Personnel aside, it’s clear monetary policy could be influenced by fiscal policy in a way not seen since the 1980s — the last time major tax reform was enacted.

Uncertainty about the final shape of tax reform is over, but still uncertain is the impact on an economy whose growth has already accelerated to 3%-plus.

Critics either minimize the impact of tax cuts or warned they will force interest rates up so much that they trigger a recession.

Others see positive effects on both the demand and supply sides. The usually restrained Joint Committee on Taxation estimates a 0.8 percentage point boost to GDP growth.
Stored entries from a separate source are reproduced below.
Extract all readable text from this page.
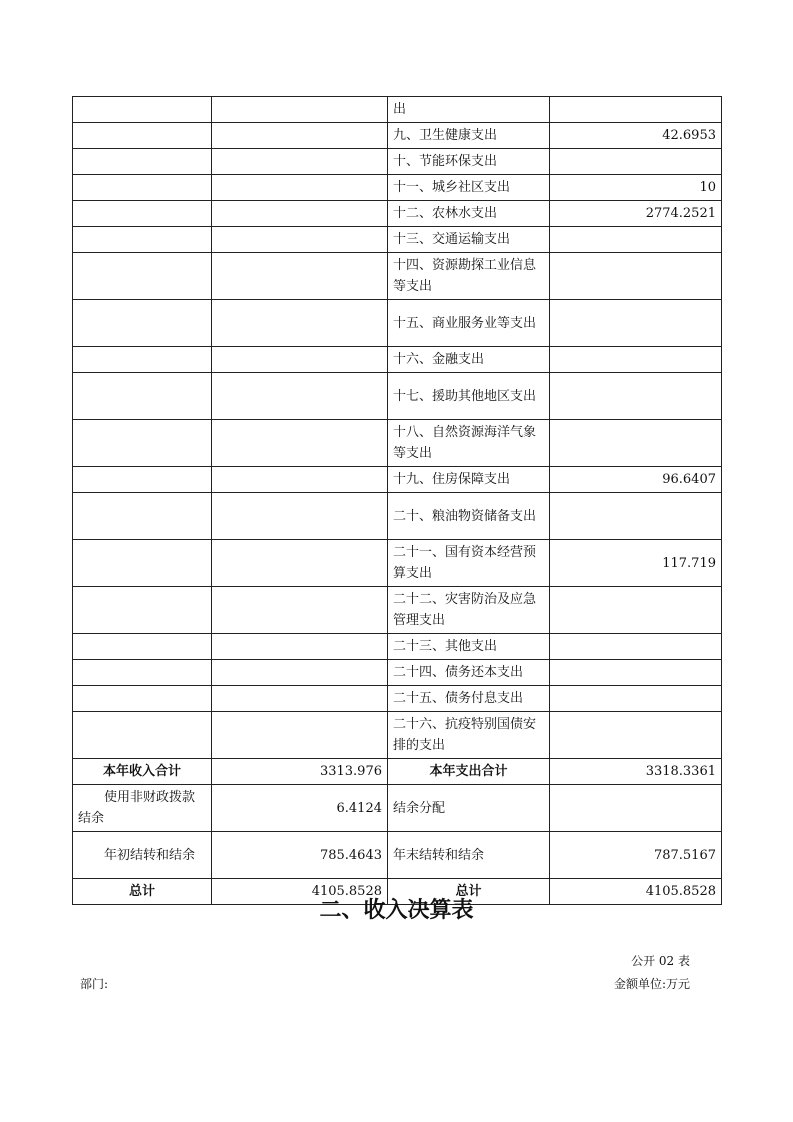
		出	
		九、卫生健康支出	42.6953
		十、节能环保支出	
		十一、城乡社区支出	10
		十二、农林水支出	2774.2521
		十三、交通运输支出	
		十四、资源勘探工业信息等支出	
		十五、商业服务业等支出	
		十六、金融支出	
		十七、援助其他地区支出	
		十八、自然资源海洋气象等支出	
		十九、住房保障支出	96.6407
		二十、粮油物资储备支出	
		二十一、国有资本经营预算支出	117.719
		二十二、灾害防治及应急管理支出	
		二十三、其他支出	
		二十四、债务还本支出	
		二十五、债务付息支出	
		二十六、抗疫特别国债安排的支出	
本年收入合计	3313.976	本年支出合计	3318.3361
使用非财政拨款结余	6.4124	结余分配	
年初结转和结余	785.4643	年末结转和结余	787.5167
总计	4105.8528	总计	4105.8528
二、收入决算表
公开 02 表
部门:	金额单位:万元
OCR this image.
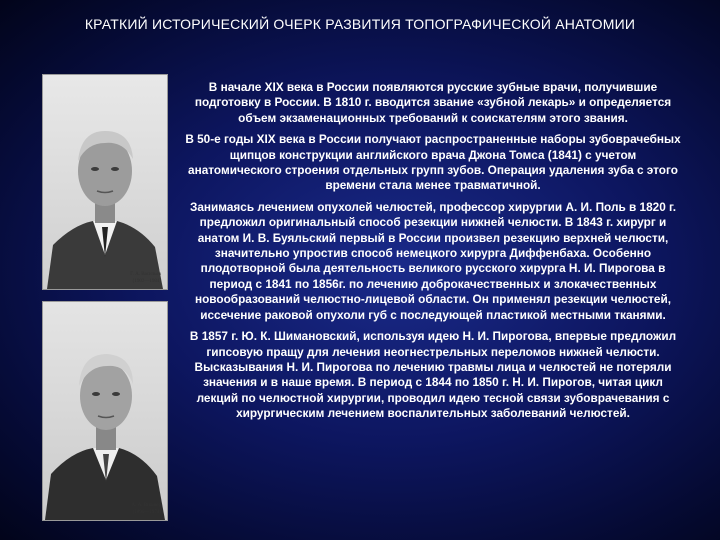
КРАТКИЙ ИСТОРИЧЕСКИЙ ОЧЕРК РАЗВИТИЯ ТОПОГРАФИЧЕСКОЙ АНАТОМИИ
Г. А. Васильев
(1902—1984)
А. А. Вишнер
(1896—1974)

В начале XIX века в России появляются русские зубные врачи, получившие подготовку в России. В 1810 г. вводится звание «зубной лекарь» и определяется объем экзаменационных требований к соискателям этого звания.

В 50-е годы XIX века в России получают распространенные наборы зубоврачебных щипцов конструкции английского врача Джона Томса (1841) с учетом анатомического строения отдельных групп зубов. Операция удаления зуба с этого времени стала менее травматичной.

Занимаясь лечением опухолей челюстей, профессор хирургии А. И. Поль в 1820 г. предложил оригинальный способ резекции нижней челюсти. В 1843 г. хирург и анатом И. В. Буяльский первый в России произвел резекцию верхней челюсти, значительно упростив способ немецкого хирурга Диффенбаха. Особенно плодотворной была деятельность великого русского хирурга Н. И. Пирогова в период с 1841 по 1856г. по лечению доброкачественных и злокачественных новообразований челюстно-лицевой области. Он применял резекции челюстей, иссечение раковой опухоли губ с последующей пластикой местными тканями.

В 1857 г. Ю. К. Шимановский, используя идею Н. И. Пирогова, впервые предложил гипсовую пращу для лечения неогнестрельных переломов нижней челюсти. Высказывания Н. И. Пирогова по лечению травмы лица и челюстей не потеряли значения и в наше время. В период с 1844 по 1850 г. Н. И. Пирогов, читая цикл лекций по челюстной хирургии, проводил идею тесной связи зубоврачевания с хирургическим лечением воспалительных заболеваний челюстей.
The cut in personal tax rates, though not as dramatic as those for businesses, could boost aggregate demand and also induce more idle workers to return to the labor force.

The reduction in the corporate tax rate from 35% to 21%, along with generous expensing allowances and incentives to repatriate capital could spur more business investment, increase capital formation and in turn productivity and the economy’s growth potential, while also justifying bigger wage increases.

So while the tax cuts could accelerate growth and put pressure on resources, they could also enable the economy to grow faster without accelerating inflation.

The truth is no one really knows, but don’t underestimate the U.S. economy’s latent dynamism.

Fed officials, who had until recently been lowering their estimates of GDP potential and the longer run funds rate may have to reassess those assumptions.

A hopefully well-advised Powell will need to be flexible enough to adapt monetary policy accordingly.  The FOMC “dot plot” has never been set in stone. Monetary policy has never been on “a preset course,” as Yellen has often said. That may be truer than ever in the year ahead.


Steven Beckner is a veteran financial journalist with four decades of experience of reporting on the Federal Reserve.  Mr Beckner is the author of Back From The Brink: The Greenspan Years (Wiley, 1997) and can also be heard speaking regularly on National Public Radio.